A Tabela 3 explicita a quantidade de estudantes, por faixa etária, que solicitaram o uso do nome social na escola. Percebe-se que a maioria tem mais de dezoito anos, no entanto, há um número crescente de pessoas em menoridade requisitando esse direito ao longo dos últimos três anos. Com relação ao predomínio da maioridade, este dado pode ser compreendido a partir da própria estrutura normativa: estudantes menores de dezoito anos precisam ter a autorização do pai, mãe ou responsável legal para utilização do nome social na unidade escolar, exigência que desconsidera as tensões e fragilidades dos laços familiares em relação à experiência transgênera.

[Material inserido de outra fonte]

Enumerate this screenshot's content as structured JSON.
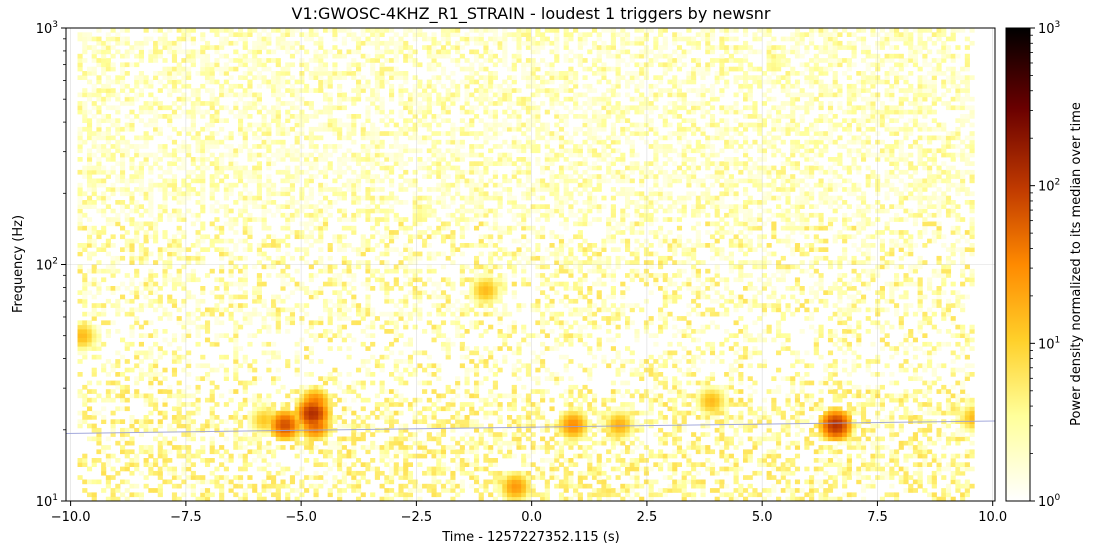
{
  "chart_data": {
    "type": "heatmap",
    "title": "V1:GWOSC-4KHZ_R1_STRAIN - loudest 1 triggers by newsnr",
    "xlabel": "Time - 1257227352.115 (s)",
    "ylabel": "Frequency (Hz)",
    "colorbar_label": "Power density normalized to its median over time",
    "xlim": [
      -10.1,
      10.05
    ],
    "ylim": [
      10,
      1000
    ],
    "yscale": "log",
    "colorbar_scale": "log",
    "colorbar_lim": [
      1,
      1000
    ],
    "colormap": "afmhot_r",
    "grid": true,
    "x_ticks": [
      {
        "value": -10.0,
        "label": "−10.0"
      },
      {
        "value": -7.5,
        "label": "−7.5"
      },
      {
        "value": -5.0,
        "label": "−5.0"
      },
      {
        "value": -2.5,
        "label": "−2.5"
      },
      {
        "value": 0.0,
        "label": "0.0"
      },
      {
        "value": 2.5,
        "label": "2.5"
      },
      {
        "value": 5.0,
        "label": "5.0"
      },
      {
        "value": 7.5,
        "label": "7.5"
      },
      {
        "value": 10.0,
        "label": "10.0"
      }
    ],
    "y_ticks": [
      {
        "value": 10,
        "base": "10",
        "exp": "1"
      },
      {
        "value": 100,
        "base": "10",
        "exp": "2"
      },
      {
        "value": 1000,
        "base": "10",
        "exp": "3"
      }
    ],
    "colorbar_ticks": [
      {
        "value": 1,
        "base": "10",
        "exp": "0"
      },
      {
        "value": 10,
        "base": "10",
        "exp": "1"
      },
      {
        "value": 100,
        "base": "10",
        "exp": "2"
      },
      {
        "value": 1000,
        "base": "10",
        "exp": "3"
      }
    ],
    "data_extent_time": [
      -9.85,
      9.6
    ],
    "track": {
      "color": "#9aa0d8",
      "points": [
        {
          "t": -10.1,
          "f": 19.3
        },
        {
          "t": 10.05,
          "f": 21.8
        }
      ]
    },
    "hotspots": [
      {
        "t": -5.35,
        "f": 21.0,
        "power": 70
      },
      {
        "t": -4.75,
        "f": 23.5,
        "power": 120
      },
      {
        "t": -4.7,
        "f": 26.0,
        "power": 40
      },
      {
        "t": -4.7,
        "f": 21.0,
        "power": 50
      },
      {
        "t": -0.35,
        "f": 11.5,
        "power": 25
      },
      {
        "t": 6.6,
        "f": 21.0,
        "power": 110
      },
      {
        "t": 0.9,
        "f": 21.0,
        "power": 30
      },
      {
        "t": 1.9,
        "f": 21.0,
        "power": 18
      },
      {
        "t": 3.9,
        "f": 26.5,
        "power": 15
      },
      {
        "t": -9.75,
        "f": 50.0,
        "power": 15
      },
      {
        "t": -1.0,
        "f": 78.0,
        "power": 15
      },
      {
        "t": -5.8,
        "f": 22.0,
        "power": 12
      },
      {
        "t": 9.6,
        "f": 22.5,
        "power": 15
      }
    ]
  }
}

Tabela 3 Número de estudantes, por faixa etária, que solicitaram o uso do nome social na rede estadual de ensino de Pernambuco  

Ano Total de solicitações Maiores de idade Menores de idade
2017 78 64 (82%) 14 (18%)
2018 96 68 (71%) 28 (29%)
2019 151 106 (70%) 45 (30%)

Fonte: Santos (2019).

A tutela é ponto de discordância nos documentos que dispõem sobre nome social: a nota técnica emitida pela Comissão Especial de Diversidade Sexual do Conselho Federal da Ordem dos Advogados do Brasil (OAB), em 27 de setembro de 2017, e a Resolução n. 12 do Conselho Nacional de Combate à Discriminação e Promoção dos Direitos de Lésbicas, Gays, Bissexuais, Travestis e Transexuais (CNCD/LGBT) afirmam que a garantia do reconhecimento da identidade de gênero deve ser estendida a estudantes adolescentes, sem a necessidade de autorização. Já a resolução do Conselho Nacional de Educação reforça a prerrogativa do consentimento familiar como elemento indispensável no processo de solicitação.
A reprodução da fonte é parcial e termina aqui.